1. Votre joie semble débordante! La mienne est aussi grande que la votre. Il est vrai qu’une rencontre entre amis, et c’est bien le cas, fait grandir l’amitié. Il est non moins certain qu’un rassemblement de pèlerins - et celui-ci est magnifique - réveil le la foi des chrétiens! Et manifestement, la présence du Successeur de Pierre parmi vous met votre enthousiasme à son comble, un peu comme si vous vous retrouviez sur le bord du Lac de Galilée. Que le Seigneur soit loué à jamais pour la grâce qui nous est faite à tous!

Notre rencontre se déroule dans un cadre merveilleux: sur les rives du Lac Togo. Elle se déroule près du sanctuaire commencé en 1910 par les missionnaires du Verbe divin. Elle se déroule tout près de l’image représentant Notre-Dame du Lac Togo, invoquée sous le titre de Mère de Miséricorde. Pèlerins de tous âges, je devine que vous désirez manifester votre joie à la manière africaine et togolaise. Alors vous pouvez battre des mains pour Notre-Dame! Pour la très sainte Mère de Dieu!

Le Dieu que nous adorons est Esprit. Par amour de l’humanité, il s’est rendu visible dans la personne de son Fils unique, qui depuis toujours, ne fait qu’un avec Lui, dans l’unité du Saint-Esprit. Ce Fils, devenu homme, a fait l’expérience de l’existence humaine sur un petit espace de l’immense univers, qu’on appelle, depuis cet événement historique, “la Terre Sainte”. Oui, le Fils de Dieu a voulu naître d’une femme, choisie de toute éternité. Naître d’une femme préservée du péché! Et cette Mère bénie entre toutes, Dieu nous l’a donnée quelques instants avant d’expirer sur la croix où il livrait sa vie pour nous. Geste mystérieux et en même temps si lumineux! Le Fils de Dieu nous a donné sa Mère. Pourquoi? Pour aider les chrétiens, ses disciples de tous les continents et de tous les temps, à comprendre le Mystère de Jésus, l’unique Sauveur du monde, le seul Médiateur entre Dieu et les hommes.
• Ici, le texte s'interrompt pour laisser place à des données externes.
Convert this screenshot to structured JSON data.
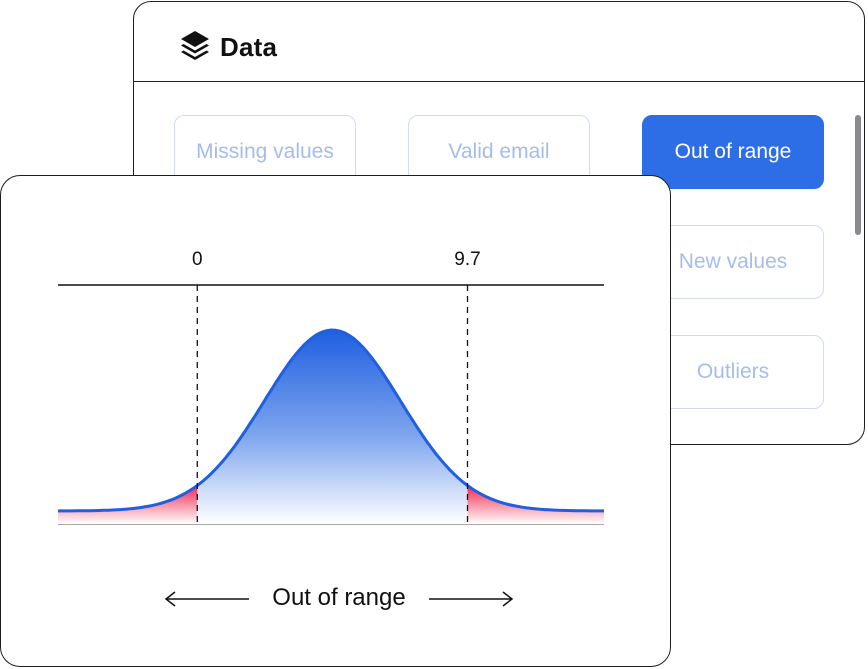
{
  "panel": {
    "title": "Data",
    "title_icon": "layers-icon",
    "chips": [
      {
        "label": "Missing values",
        "active": false
      },
      {
        "label": "Valid email",
        "active": false
      },
      {
        "label": "Out of range",
        "active": true
      },
      {
        "label": "New values",
        "active": false
      },
      {
        "label": "Outliers",
        "active": false
      }
    ]
  },
  "card": {
    "range_label": "Out of range",
    "arrows": [
      "arrow-left-icon",
      "arrow-right-icon"
    ]
  },
  "chart_data": {
    "type": "area",
    "distribution": "normal",
    "tick_labels": [
      "0",
      "9.7"
    ],
    "thresholds": [
      0,
      9.7
    ],
    "xlim": [
      -5.0,
      14.6
    ],
    "mean": 4.85,
    "std": 2.45,
    "title": "",
    "xlabel": "",
    "ylabel": "",
    "annotation": "Out of range",
    "colors": {
      "in_range": "#1f5fe0",
      "out_of_range": "#f0294f",
      "curve": "#1f5fe0"
    }
  },
  "colors": {
    "accent": "#2d6ee6",
    "chip_text": "#a4bdec",
    "chip_border": "#cfdcf5",
    "border": "#1d1d1f"
  }
}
Pour les aider maternellement à suivre Jésus. Elle semble nous dire comme à Cana: “Faites tout ce qu’il vous dira” (Jn 2,5). Elle nous aide à méditer le témoignage unique au monde de son Fils: disponibilité filiale, envers Dieu, son Père et notre Père, et en même temps ouverture aux autres hommes, et aux autres peuples, fraternelle, généreuse, sans limites de frontières, de races. Ne cessons pas d’adorer un tel Sauveur, débordant d’amour miséricordieux pour tous et pour chacun! Vénérons sans cesse également la Mère de cette Miséricorde divine, incarnée en la personne de Jésus. Elle est elle-même, comme son Fils, toute miséricorde. Comme vous avez eu raison, lors des fêtes de 1973, de compléter le vocable de “Notre-Dame du Lac Togo”, en ajoutant “Mère de la Miséricorde”. Vous vous êtes inspiré de l’Evangile lui-même et de toute l’histoire de la dévotion mariale depuis deux mille ans. Nous ne pourrons quitter ce lieu béni sans nous réfugier spirituellement dans les bras de cette Mère, en faisant notre la consécration que je prononcerai au nom de tous.

2. Mais auparavant, je voudrais m’adresser spécialement aux jeunes, ainsi qu’aux malades et aux handicapés ici présents. Chers adolescents et jeunes aînés, qui avez le bonheur de la santé: remerciez le Seigneur. Respectez ce trésor. Apprenez à maîtriser votre corps dans la discipline du sport, avec une bonne hygiène. Apportez à la société togolaise et à votre famille en particulier, les forces physiques saines d’une personnalité équilibrée. Votre dignité humaine vient de votre ressemblance à Dieu même. Vous savez que vos capacités de réflexion, de décision, de don de vous-mêmes, sont d’ordre spirituel et sont le reflet d’une certaine présence de Dieu en vous. Votre baptême est un événement qui marque toute votre vie. Confirmés dans l’Esprit, unis au Corps du Christ, vous êtes soutenus dans votre dignité d’hommes par la présence de Dieu en vous. Une telle dignité se manifeste et se manifestera chaque jour par votre loyauté, votre courage, votre disponibilité, votre capacité de pardon et de réconciliation, votre fidélité à vos croyances religieuses et à la prière. Les connaissances religieuses que vous avez reçues doivent être développées, approfondies, bien au-delà du catéchisme de votre enfance, surtout si vous faites des études. Elles doivent être à la hauteur de votre culture, vous permettre de répondre aux questions nouvelles et anciennes, de rendre compte de l’espérance qui est en vous. Elles doivent surtout vous conduire à faire totalement confiance au Christ, à entretenir le dialogue avec lui dans la prière, à prendre votre place active dans l’Eglise, à chercher à bâtir un monde nouveau avec lui.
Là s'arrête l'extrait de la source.